Seventy years after the formation of NATO, could the organization break up?   We will see next month.

One thought on “DOES SINGAPORE SUMMIT MEAN PEACE IN OUR TIME?”

  1. Informative article Mr Rhodes….always look forward to reading them. One thing I’ve learned over the decades is that when it comes to prophecy, just when I think I have something or some timeline figured out…..unexpected events turn the whole thing on its head.

    While all the more aged leaders of Europe continue to makes speeches about how foolish Pres Trump is, while at the same time they are disrupting their entire cultural identity by flooding their lands with people from 3rd world countries, you have a new breed of leader raising their heads. In Austria, Kurz is slowly, quietly, countering what he sees as the idiotic decisions that have been made in the recent past.
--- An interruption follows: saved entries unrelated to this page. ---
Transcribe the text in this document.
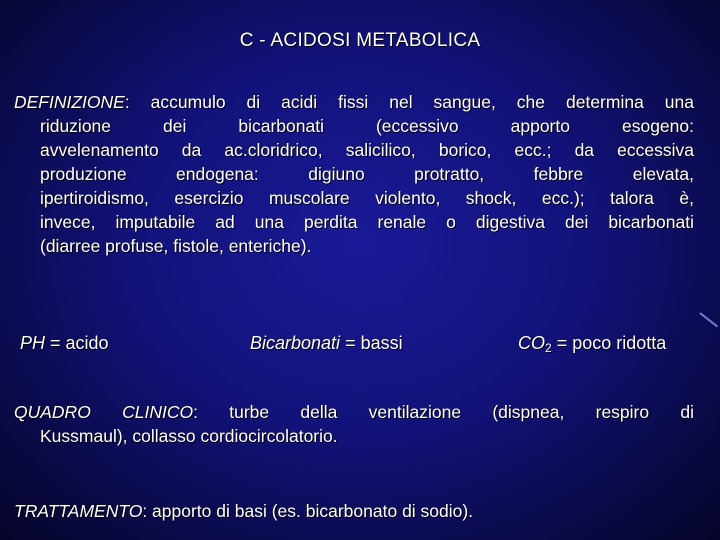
C - ACIDOSI METABOLICA
DEFINIZIONE: accumulo di acidi fissi nel sangue, che determina una
riduzione dei bicarbonati (eccessivo apporto esogeno:
avvelenamento da ac.cloridrico, salicilico, borico, ecc.; da eccessiva
produzione endogena: digiuno protratto, febbre elevata,
ipertiroidismo, esercizio muscolare violento, shock, ecc.); talora è,
invece, imputabile ad una perdita renale o digestiva dei bicarbonati
(diarree profuse, fistole, enteriche).
PH = acido	Bicarbonati = bassi	$CO_2$ = poco ridotta
QUADRO CLINICO: turbe della ventilazione (dispnea, respiro di
Kussmaul), collasso cordiocircolatorio.
TRATTAMENTO: apporto di basi (es. bicarbonato di sodio).
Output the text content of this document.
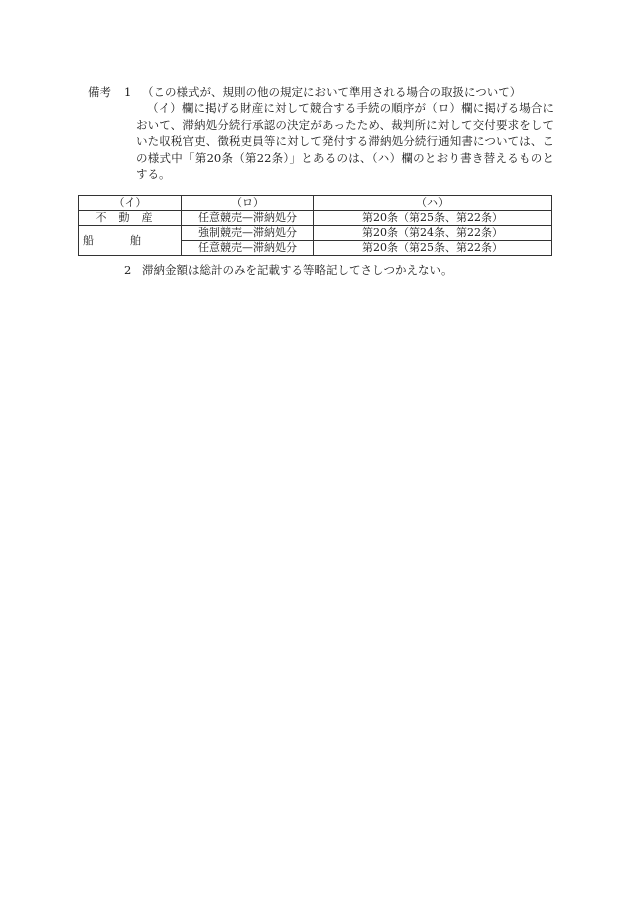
備考 1 （この様式が、規則の他の規定において準用される場合の取扱について）
（イ）欄に掲げる財産に対して競合する手続の順序が（ロ）欄に掲げる場合において、滞納処分続行承認の決定があったため、裁判所に対して交付要求をしていた収税官吏、徴税吏員等に対して発付する滞納処分続行通知書については、この様式中「第20条（第22条）」とあるのは、（ハ）欄のとおり書き替えるものとする。
（イ）	（ロ）	（ハ）
不動産	任意競売—滞納処分	第20条（第25条、第22条）
船舶	強制競売—滞納処分	第20条（第24条、第22条）
	任意競売—滞納処分	第20条（第25条、第22条）
2 滞納金額は総計のみを記載する等略記してさしつかえない。
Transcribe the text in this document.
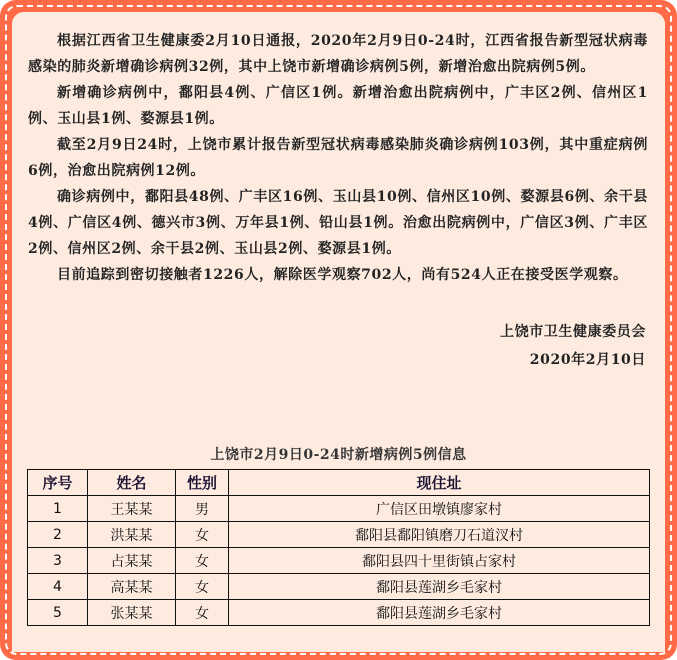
根据江西省卫生健康委2月10日通报，2020年2月9日0-24时，江西省报告新型冠状病毒感染的肺炎新增确诊病例32例，其中上饶市新增确诊病例5例，新增治愈出院病例5例。

新增确诊病例中，鄱阳县4例、广信区1例。新增治愈出院病例中，广丰区2例、信州区1例、玉山县1例、婺源县1例。

截至2月9日24时，上饶市累计报告新型冠状病毒感染肺炎确诊病例103例，其中重症病例6例，治愈出院病例12例。

确诊病例中，鄱阳县48例、广丰区16例、玉山县10例、信州区10例、婺源县6例、余干县4例、广信区4例、德兴市3例、万年县1例、铅山县1例。治愈出院病例中，广信区3例、广丰区2例、信州区2例、余干县2例、玉山县2例、婺源县1例。

目前追踪到密切接触者1226人，解除医学观察702人，尚有524人正在接受医学观察。

上饶市卫生健康委员会

2020年2月10日

上饶市2月9日0-24时新增病例5例信息
序号	姓名	性别	现住址
1	王某某	男	广信区田墩镇廖家村
2	洪某某	女	鄱阳县鄱阳镇磨刀石道汊村
3	占某某	女	鄱阳县四十里街镇占家村
4	高某某	女	鄱阳县莲湖乡毛家村
5	张某某	女	鄱阳县莲湖乡毛家村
    It seems that the world’s leaders and diplomatic ranks have been filled over the decades with people who posses lofty degrees and have all the correct boxes checked that are supposed to make them the smartest people in the room. It is only THEY who know who to carry out the “delicate art of diplomacy”. I’ve been told this my entire life. Yet the past 10 years have totally and utterly proven that they are much more interested in perceptions than realities. They love to have meetings and summits and are totally happy to walk away having done NOTHING. We have been told that this is the process that has to happen and if WE were as smart and highly educated as THEM, we’d understand this. Enter Pres Trump: He’s from the world of business and reality where you either get things done or you go broke. That’s one of the reasons he SEEMS to be moving so fast on so many items. He’s really NOT…we’ve just gotten SO USED to seeing virtually nothing happen that the contrast striking. That’s why you don’t see people like fmr Pres Obama having ANY experience running even a flower shop….they’d go broke. In the real world you have to get things done.

    I actually have some personal experience in this. I’ve been self-employed for 34 yrs. The past 3 yrs I’ve been appointed to an advisory council for a very large company. About 4 times a year I’m flown out to Denver or Carlsbad, CA. The whole point of these meetings is to bring up topics that need to be addressed. At first things WERE done but after a year it got to where we’d have these meetings, eat at fine restaurants and talk, talk, talk….but things STOPPED being done. The last one I went to I mentioned a topic I had brought up many times and one of the fellow dealer/participants held his hand up and said “Andy has brought this up over and over……it’s something that should have been addressed 2 yrs ago yet NOTHING has happened. I don’t understand why you guys spend all this money flying us out here when it has become obvious you have no intention of actually listening to us and fixing things.” Nothing but blank stares. It then came to me that what I was seeing was an example of what is happening all over the world. People in power have gotten used to the “good times” but don’t want to actually do any work. On a lighter note, it’s the very reason Jesse Jackson NEVER ran for an office he might actually WIN…..if he won he’d have to actually DO something rather than shake people down.